US Oil Rig Count Climbs

By Glenn Dyer | More Articles by Glenn Dyer

Like all other financial markets, commodities trading in coming days will be dominated by the Brexit vote in Britain Thursday night, our time.

But before then Australian investors will have to negotiate the second last week of the tiresome Federal election campaign.

And some traders will be keeping a wary eye on oil prices – US crude futures jumped 4% on Friday in the wake of an easing in Brexit fears, but the market ignored the third successive weekly rise in US oil rig use.

If the rig increase continues for much longer, some analysts say US prices could slide very quickly.

Others warn that if there is a halt to the fall in US production and/or a build up in stocks (thus reversing the recent trend of falling production and stocks) oil prices could quite easily test the $US40 a barrel level.

Baker Hughes said the US oil rig count rose by 9 to 337 last week, for a third-straight weekly rise, the longest streak since last August.

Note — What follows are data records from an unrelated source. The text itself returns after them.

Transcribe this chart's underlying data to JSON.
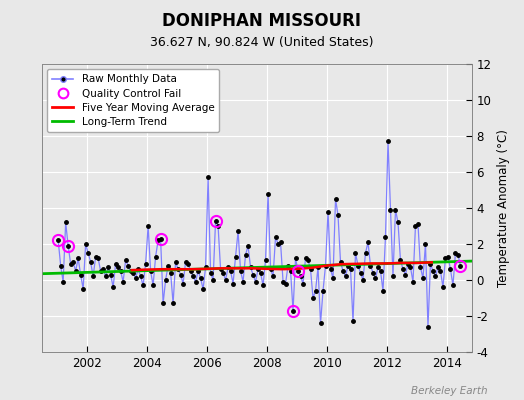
{
  "title": "DONIPHAN MISSOURI",
  "subtitle": "36.627 N, 90.824 W (United States)",
  "ylabel_right": "Temperature Anomaly (°C)",
  "watermark": "Berkeley Earth",
  "xlim": [
    2000.5,
    2014.83
  ],
  "ylim": [
    -4,
    12
  ],
  "yticks": [
    -4,
    -2,
    0,
    2,
    4,
    6,
    8,
    10,
    12
  ],
  "xticks": [
    2002,
    2004,
    2006,
    2008,
    2010,
    2012,
    2014
  ],
  "background_color": "#e8e8e8",
  "plot_bg_color": "#e8e8e8",
  "raw_line_color": "#8080ff",
  "raw_marker_color": "#000000",
  "qc_color": "#ff00ff",
  "ma_color": "#ff0000",
  "trend_color": "#00bb00",
  "raw_x": [
    2001.042,
    2001.125,
    2001.208,
    2001.292,
    2001.375,
    2001.458,
    2001.542,
    2001.625,
    2001.708,
    2001.792,
    2001.875,
    2001.958,
    2002.042,
    2002.125,
    2002.208,
    2002.292,
    2002.375,
    2002.458,
    2002.542,
    2002.625,
    2002.708,
    2002.792,
    2002.875,
    2002.958,
    2003.042,
    2003.125,
    2003.208,
    2003.292,
    2003.375,
    2003.458,
    2003.542,
    2003.625,
    2003.708,
    2003.792,
    2003.875,
    2003.958,
    2004.042,
    2004.125,
    2004.208,
    2004.292,
    2004.375,
    2004.458,
    2004.542,
    2004.625,
    2004.708,
    2004.792,
    2004.875,
    2004.958,
    2005.042,
    2005.125,
    2005.208,
    2005.292,
    2005.375,
    2005.458,
    2005.542,
    2005.625,
    2005.708,
    2005.792,
    2005.875,
    2005.958,
    2006.042,
    2006.125,
    2006.208,
    2006.292,
    2006.375,
    2006.458,
    2006.542,
    2006.625,
    2006.708,
    2006.792,
    2006.875,
    2006.958,
    2007.042,
    2007.125,
    2007.208,
    2007.292,
    2007.375,
    2007.458,
    2007.542,
    2007.625,
    2007.708,
    2007.792,
    2007.875,
    2007.958,
    2008.042,
    2008.125,
    2008.208,
    2008.292,
    2008.375,
    2008.458,
    2008.542,
    2008.625,
    2008.708,
    2008.792,
    2008.875,
    2008.958,
    2009.042,
    2009.125,
    2009.208,
    2009.292,
    2009.375,
    2009.458,
    2009.542,
    2009.625,
    2009.708,
    2009.792,
    2009.875,
    2009.958,
    2010.042,
    2010.125,
    2010.208,
    2010.292,
    2010.375,
    2010.458,
    2010.542,
    2010.625,
    2010.708,
    2010.792,
    2010.875,
    2010.958,
    2011.042,
    2011.125,
    2011.208,
    2011.292,
    2011.375,
    2011.458,
    2011.542,
    2011.625,
    2011.708,
    2011.792,
    2011.875,
    2011.958,
    2012.042,
    2012.125,
    2012.208,
    2012.292,
    2012.375,
    2012.458,
    2012.542,
    2012.625,
    2012.708,
    2012.792,
    2012.875,
    2012.958,
    2013.042,
    2013.125,
    2013.208,
    2013.292,
    2013.375,
    2013.458,
    2013.542,
    2013.625,
    2013.708,
    2013.792,
    2013.875,
    2013.958,
    2014.042,
    2014.125,
    2014.208,
    2014.292,
    2014.375,
    2014.458
  ],
  "raw_y": [
    2.2,
    0.8,
    -0.1,
    3.2,
    1.9,
    0.9,
    1.0,
    0.5,
    1.2,
    0.3,
    -0.5,
    2.0,
    1.5,
    1.0,
    0.2,
    1.3,
    1.2,
    0.5,
    0.6,
    0.2,
    0.7,
    0.3,
    -0.4,
    0.9,
    0.7,
    0.5,
    -0.1,
    1.1,
    0.8,
    0.5,
    0.4,
    0.1,
    0.6,
    0.2,
    -0.3,
    0.9,
    3.0,
    0.5,
    -0.3,
    1.3,
    2.2,
    2.3,
    -1.3,
    0.0,
    0.8,
    0.4,
    -1.3,
    1.0,
    0.6,
    0.3,
    -0.2,
    1.0,
    0.9,
    0.5,
    0.2,
    -0.1,
    0.5,
    0.1,
    -0.5,
    0.7,
    5.7,
    0.4,
    0.0,
    3.3,
    3.0,
    0.6,
    0.4,
    0.0,
    0.7,
    0.5,
    -0.2,
    1.3,
    2.7,
    0.5,
    -0.1,
    1.4,
    1.9,
    0.7,
    0.3,
    -0.1,
    0.6,
    0.4,
    -0.3,
    1.1,
    4.8,
    0.6,
    0.2,
    2.4,
    2.0,
    2.1,
    -0.1,
    -0.2,
    0.8,
    0.5,
    -1.7,
    1.2,
    0.5,
    0.2,
    -0.2,
    1.2,
    1.1,
    0.6,
    -1.0,
    -0.6,
    0.7,
    -2.4,
    -0.6,
    0.8,
    3.8,
    0.6,
    0.1,
    4.5,
    3.6,
    1.0,
    0.5,
    0.2,
    0.8,
    0.6,
    -2.3,
    1.5,
    0.8,
    0.4,
    0.0,
    1.5,
    2.1,
    0.8,
    0.4,
    0.1,
    0.7,
    0.5,
    -0.6,
    2.4,
    7.7,
    3.9,
    0.2,
    3.9,
    3.2,
    1.1,
    0.6,
    0.3,
    0.9,
    0.7,
    -0.1,
    3.0,
    3.1,
    0.7,
    0.1,
    2.0,
    -2.6,
    0.9,
    0.5,
    0.2,
    0.7,
    0.5,
    -0.4,
    1.2,
    1.3,
    0.6,
    -0.3,
    1.5,
    1.4,
    0.8
  ],
  "qc_fail_x": [
    2001.042,
    2001.375,
    2004.458,
    2006.292,
    2008.875,
    2009.042,
    2014.458
  ],
  "qc_fail_y": [
    2.2,
    1.9,
    2.3,
    3.3,
    -1.7,
    0.5,
    0.8
  ],
  "ma_x": [
    2003.5,
    2004.0,
    2004.5,
    2005.0,
    2005.5,
    2006.0,
    2006.5,
    2007.0,
    2007.5,
    2008.0,
    2008.5,
    2009.0,
    2009.5,
    2010.0,
    2010.5,
    2011.0,
    2011.5,
    2012.0,
    2012.5,
    2013.0,
    2013.5
  ],
  "ma_y": [
    0.55,
    0.58,
    0.6,
    0.6,
    0.6,
    0.62,
    0.65,
    0.65,
    0.65,
    0.62,
    0.6,
    0.62,
    0.68,
    0.8,
    0.88,
    0.9,
    0.92,
    0.92,
    0.95,
    0.95,
    0.98
  ],
  "trend_x": [
    2000.5,
    2014.83
  ],
  "trend_y": [
    0.35,
    1.05
  ]
}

One gas rig was added, taking that category’s total to 86 and the combined figure rose 10 to 424.

In New York, July West Texas Intermediate crude futures added $US1.77, or 3.8%, to settle at $US47.98 a barrel, down 2.2% lower for the week, which was the biggest loss since the week ended May 6.

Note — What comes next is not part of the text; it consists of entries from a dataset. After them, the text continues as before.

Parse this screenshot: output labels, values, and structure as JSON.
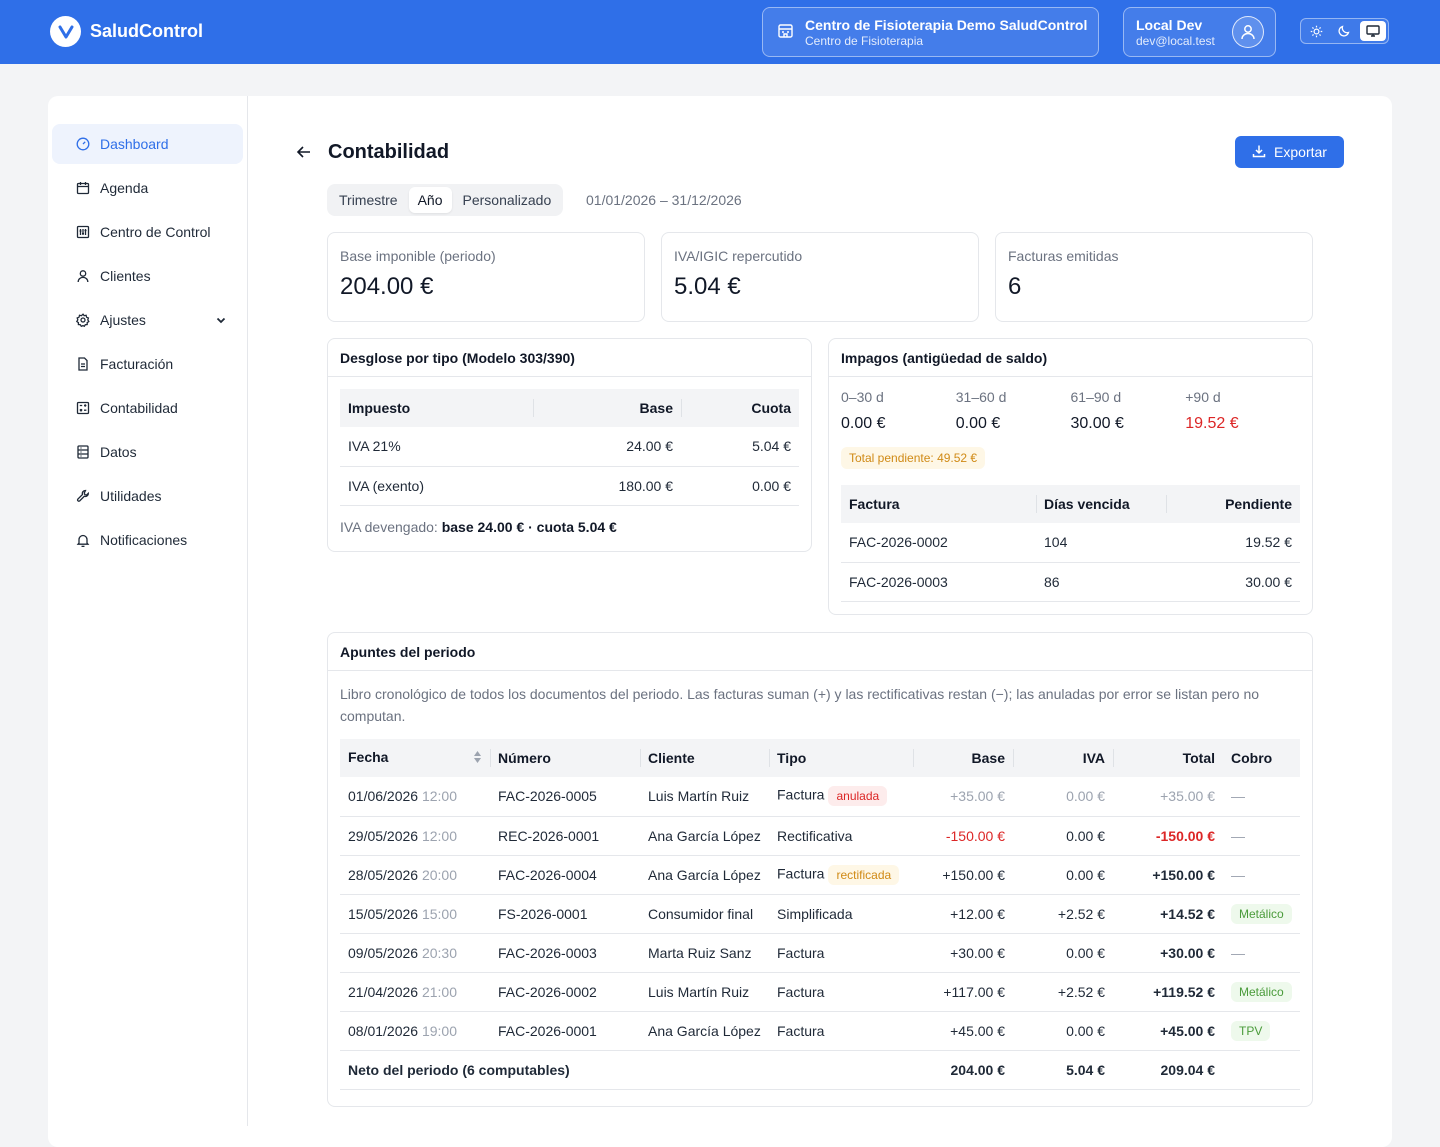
{
  "app": {
    "name": "SaludControl"
  },
  "clinic": {
    "name": "Centro de Fisioterapia Demo SaludControl",
    "type": "Centro de Fisioterapia"
  },
  "user": {
    "name": "Local Dev",
    "email": "dev@local.test"
  },
  "sidebar": {
    "items": [
      {
        "label": "Dashboard",
        "icon": "dashboard-icon",
        "active": true
      },
      {
        "label": "Agenda",
        "icon": "calendar-icon"
      },
      {
        "label": "Centro de Control",
        "icon": "control-center-icon"
      },
      {
        "label": "Clientes",
        "icon": "user-icon"
      },
      {
        "label": "Ajustes",
        "icon": "gear-icon",
        "has_children": true
      },
      {
        "label": "Facturación",
        "icon": "document-icon"
      },
      {
        "label": "Contabilidad",
        "icon": "calculator-icon"
      },
      {
        "label": "Datos",
        "icon": "database-icon"
      },
      {
        "label": "Utilidades",
        "icon": "wrench-icon"
      },
      {
        "label": "Notificaciones",
        "icon": "bell-icon"
      }
    ]
  },
  "page": {
    "title": "Contabilidad",
    "export_label": "Exportar"
  },
  "period": {
    "options": [
      "Trimestre",
      "Año",
      "Personalizado"
    ],
    "selected": "Año",
    "range": "01/01/2026 – 31/12/2026"
  },
  "kpis": [
    {
      "label": "Base imponible (periodo)",
      "value": "204.00 €"
    },
    {
      "label": "IVA/IGIC repercutido",
      "value": "5.04 €"
    },
    {
      "label": "Facturas emitidas",
      "value": "6"
    }
  ],
  "tax_breakdown": {
    "title": "Desglose por tipo (Modelo 303/390)",
    "headers": [
      "Impuesto",
      "Base",
      "Cuota"
    ],
    "rows": [
      [
        "IVA 21%",
        "24.00 €",
        "5.04 €"
      ],
      [
        "IVA (exento)",
        "180.00 €",
        "0.00 €"
      ]
    ],
    "footer_label": "IVA devengado:",
    "footer_value": "base 24.00 € · cuota 5.04 €"
  },
  "aging": {
    "title": "Impagos (antigüedad de saldo)",
    "buckets": [
      {
        "label": "0–30 d",
        "value": "0.00 €"
      },
      {
        "label": "31–60 d",
        "value": "0.00 €"
      },
      {
        "label": "61–90 d",
        "value": "30.00 €"
      },
      {
        "label": "+90 d",
        "value": "19.52 €"
      }
    ],
    "total_pending": "Total pendiente: 49.52 €",
    "headers": [
      "Factura",
      "Días vencida",
      "Pendiente"
    ],
    "rows": [
      [
        "FAC-2026-0002",
        "104",
        "19.52 €"
      ],
      [
        "FAC-2026-0003",
        "86",
        "30.00 €"
      ]
    ]
  },
  "ledger": {
    "title": "Apuntes del periodo",
    "description": "Libro cronológico de todos los documentos del periodo. Las facturas suman (+) y las rectificativas restan (−); las anuladas por error se listan pero no computan.",
    "headers": [
      "Fecha",
      "Número",
      "Cliente",
      "Tipo",
      "Base",
      "IVA",
      "Total",
      "Cobro"
    ],
    "rows": [
      {
        "date": "01/06/2026",
        "time": "12:00",
        "number": "FAC-2026-0005",
        "client": "Luis Martín Ruiz",
        "type": "Factura",
        "badge": "anulada",
        "badge_style": "red",
        "base": "+35.00 €",
        "iva": "0.00 €",
        "total": "+35.00 €",
        "cobro": "—",
        "state": "void"
      },
      {
        "date": "29/05/2026",
        "time": "12:00",
        "number": "REC-2026-0001",
        "client": "Ana García López",
        "type": "Rectificativa",
        "badge": "",
        "badge_style": "",
        "base": "-150.00 €",
        "iva": "0.00 €",
        "total": "-150.00 €",
        "cobro": "—",
        "state": "negative"
      },
      {
        "date": "28/05/2026",
        "time": "20:00",
        "number": "FAC-2026-0004",
        "client": "Ana García López",
        "type": "Factura",
        "badge": "rectificada",
        "badge_style": "amber",
        "base": "+150.00 €",
        "iva": "0.00 €",
        "total": "+150.00 €",
        "cobro": "—",
        "state": "normal"
      },
      {
        "date": "15/05/2026",
        "time": "15:00",
        "number": "FS-2026-0001",
        "client": "Consumidor final",
        "type": "Simplificada",
        "badge": "",
        "badge_style": "",
        "base": "+12.00 €",
        "iva": "+2.52 €",
        "total": "+14.52 €",
        "cobro": "Metálico",
        "state": "normal"
      },
      {
        "date": "09/05/2026",
        "time": "20:30",
        "number": "FAC-2026-0003",
        "client": "Marta Ruiz Sanz",
        "type": "Factura",
        "badge": "",
        "badge_style": "",
        "base": "+30.00 €",
        "iva": "0.00 €",
        "total": "+30.00 €",
        "cobro": "—",
        "state": "normal"
      },
      {
        "date": "21/04/2026",
        "time": "21:00",
        "number": "FAC-2026-0002",
        "client": "Luis Martín Ruiz",
        "type": "Factura",
        "badge": "",
        "badge_style": "",
        "base": "+117.00 €",
        "iva": "+2.52 €",
        "total": "+119.52 €",
        "cobro": "Metálico",
        "state": "normal"
      },
      {
        "date": "08/01/2026",
        "time": "19:00",
        "number": "FAC-2026-0001",
        "client": "Ana García López",
        "type": "Factura",
        "badge": "",
        "badge_style": "",
        "base": "+45.00 €",
        "iva": "0.00 €",
        "total": "+45.00 €",
        "cobro": "TPV",
        "state": "normal"
      }
    ],
    "footer": {
      "label": "Neto del periodo (6 computables)",
      "base": "204.00 €",
      "iva": "5.04 €",
      "total": "209.04 €"
    }
  }
}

In London, August Brent crude climbed $US1.98, or 4.2%, to end at $US49.17, for a weekly loss of around 2.7%. That was also the biggest weekly decline in six weeks.

Comex gold futures finished narrowly lower on Friday in New York, ending a 7-session streak of gains, as those Brexit fears eased in the wake of the Jo Cox killing.

Comex gold for August delivery lost $US3.60, or 0.3%, to settle at $US1,294.80 an ounce. Prices rose about 1.5% last week for the third straight weekly advance.

Comex July silver futures shed 19.6 cents, or 1.1%, to $US17.411 an ounce on Friday, cutting the weekly gain to 0.5%.

And Comex July copper rose by less than half a cent to $US2.051 a pound—up about 1% on the week.

About Glenn Dyer

Glenn Dyer has been a finance journalist and TV producer for more than 40 years. He has worked at Maxwell Newton Publications, Queensland Newspapers, AAP, The Australian Financial Review, The Nine Network and Crikey.